Défi crucial, s'il en est, pour le jeune Etat issu de l'indépendance, déjà en butte à un mouvement général de désinvestissement, aggravé par la fuite des capitaux. D'essence coloniale, les entreprises minières françaises, dont les centres d'exploitation sont limitrophes de l'Algérie, ralentissent considérablement leur investissement, au vu de la montée du mouvement syndical et de l'insécurité ambiante générée par l'éclatement de la révolution algérienne, ce qui se traduit par une crise sociale aiguë.

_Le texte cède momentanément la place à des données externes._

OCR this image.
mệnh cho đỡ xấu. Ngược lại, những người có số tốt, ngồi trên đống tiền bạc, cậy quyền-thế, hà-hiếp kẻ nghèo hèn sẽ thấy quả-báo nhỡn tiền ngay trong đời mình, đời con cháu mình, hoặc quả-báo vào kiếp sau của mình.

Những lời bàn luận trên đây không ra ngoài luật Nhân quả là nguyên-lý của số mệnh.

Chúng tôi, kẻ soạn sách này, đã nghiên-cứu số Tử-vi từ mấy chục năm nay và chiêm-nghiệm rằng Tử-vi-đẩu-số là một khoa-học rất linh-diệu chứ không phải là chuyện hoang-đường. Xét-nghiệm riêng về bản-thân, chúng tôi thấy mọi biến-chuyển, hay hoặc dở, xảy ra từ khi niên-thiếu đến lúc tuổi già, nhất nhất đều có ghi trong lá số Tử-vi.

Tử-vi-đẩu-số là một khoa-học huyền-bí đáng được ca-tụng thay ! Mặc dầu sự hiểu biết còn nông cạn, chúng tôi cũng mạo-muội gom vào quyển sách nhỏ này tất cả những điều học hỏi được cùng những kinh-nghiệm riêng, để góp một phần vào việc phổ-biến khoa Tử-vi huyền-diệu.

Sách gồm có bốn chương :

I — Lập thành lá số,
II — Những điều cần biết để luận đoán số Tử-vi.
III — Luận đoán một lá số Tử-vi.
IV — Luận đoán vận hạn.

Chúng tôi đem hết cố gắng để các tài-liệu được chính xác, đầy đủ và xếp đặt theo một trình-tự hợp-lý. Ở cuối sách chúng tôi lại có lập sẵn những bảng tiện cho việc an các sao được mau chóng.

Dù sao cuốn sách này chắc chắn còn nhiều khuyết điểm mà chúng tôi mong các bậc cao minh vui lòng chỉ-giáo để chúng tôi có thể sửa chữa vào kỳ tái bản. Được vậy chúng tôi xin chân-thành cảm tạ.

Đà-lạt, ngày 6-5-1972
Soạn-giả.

Au lendemain de l'indépendance, il apparaît bien que l'héritage de ces entreprises ne peut pas être reçu tel quel par une Tunisie qui cherche à promouvoir son économie. La plus importante des entreprises minières françaises de Tunisie : la Compagnie des phosphates et du chemin de Gafsa est tunisifiée en 1960. La décision est prise en 1957, mais sa mise en œuvre donne lieu à un processus,long et pénible, de négociations qui aboutit à la prise de participation de l'Etat tunisien au capital de l'entreprise, à hauteur de 51%. Cette « nationalisation » en douceur entraîne le changement de nationalité de la société, le transfert de son siège socialde Paris à Tunis, la nomination de Ezeddine Abassi, président directeur général et Ahmed Tlili, vice-président et l'attribution à l'Etat tunisien de la moitié des sièges du conseil d'administration.
Les autres entreprises minières emboîteront le pas de la Compagnie de Gafsa à des dates ultérieures.

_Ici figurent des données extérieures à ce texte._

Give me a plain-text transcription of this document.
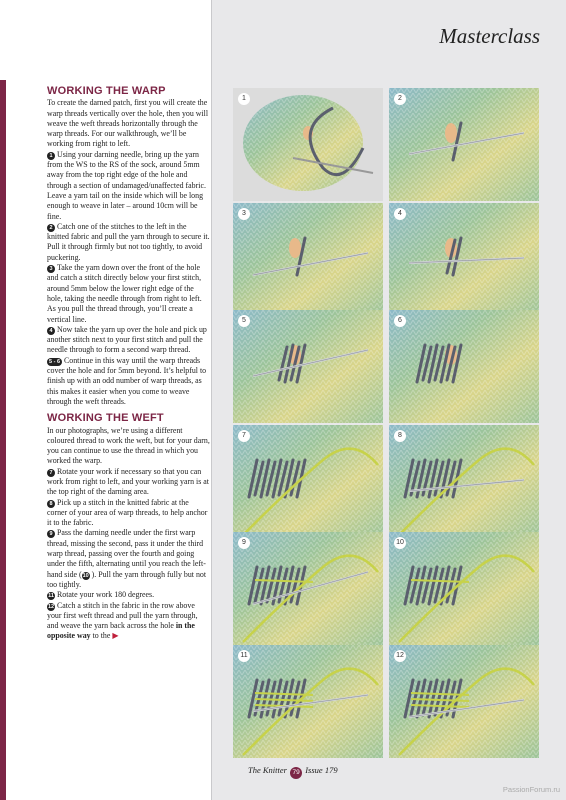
Masterclass
WORKING THE WARP

To create the darned patch, first you will create the warp threads vertically over the hole, then you will weave the weft threads horizontally through the warp threads. For our walkthrough, we’ll be working from right to left.

1 Using your darning needle, bring up the yarn from the WS to the RS of the sock, around 5mm away from the top right edge of the hole and through a section of undamaged/unaffected fabric. Leave a yarn tail on the inside which will be long enough to weave in later – around 10cm will be fine.

2 Catch one of the stitches to the left in the knitted fabric and pull the yarn through to secure it. Pull it through firmly but not too tightly, to avoid puckering.

3 Take the yarn down over the front of the hole and catch a stitch directly below your first stitch, around 5mm below the lower right edge of the hole, taking the needle through from right to left. As you pull the thread through, you’ll create a vertical line.

4 Now take the yarn up over the hole and pick up another stitch next to your first stitch and pull the needle through to form a second warp thread.

5 - 6 Continue in this way until the warp threads cover the hole and for 5mm beyond. It’s helpful to finish up with an odd number of warp threads, as this makes it easier when you come to weave through the weft threads.

WORKING THE WEFT

In our photographs, we’re using a different coloured thread to work the weft, but for your darn, you can continue to use the thread in which you worked the warp.

7 Rotate your work if necessary so that you can work from right to left, and your working yarn is at the top right of the darning area.

8 Pick up a stitch in the knitted fabric at the corner of your area of warp threads, to help anchor it to the fabric.

9 Pass the darning needle under the first warp thread, missing the second, pass it under the third warp thread, passing over the fourth and going under the fifth, alternating until you reach the left-hand side (10 ). Pull the yarn through fully but not too tightly.

11 Rotate your work 180 degrees.

12 Catch a stitch in the fabric in the row above your first weft thread and pull the yarn through, and weave the yarn back across the hole in the opposite way to the ▶

1	2
3	4
5	6
7	8
9	10
11	12
The Knitter 79 Issue 179
PassionForum.ru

L'exposé de ces faits ne prétend pas à l'exhaustivité, son objectif est de fournir quelques éléments de lecture à même de favoriser une approche moins passionnée et plus transparente de l'histoire économique du pays.
Il est regrettable que,voulant faire valoir une version tendancieuse des faits historiques, l'IVD en est venue à travestir la réalité et à fabriquer un mythe. Dérogeant aux règles élémentaires du récit historique,l'IVD a construit un discours historique biaisé souffrant d'un manque patent de cohérence entre les prémisses et les conclusions. D'où ses nombreuses confusions et des mystifications malencontreuses.
A l'origine de cette « contre-histoire » se trouve une exaspération contre le régime de Bourguiba. L'IVD ne sait peut-être pas qu'on affaiblit toujours tout ce qu'on exagère, car comme disait Talleyrand « Tout ce qui est excessif est insignifiant ».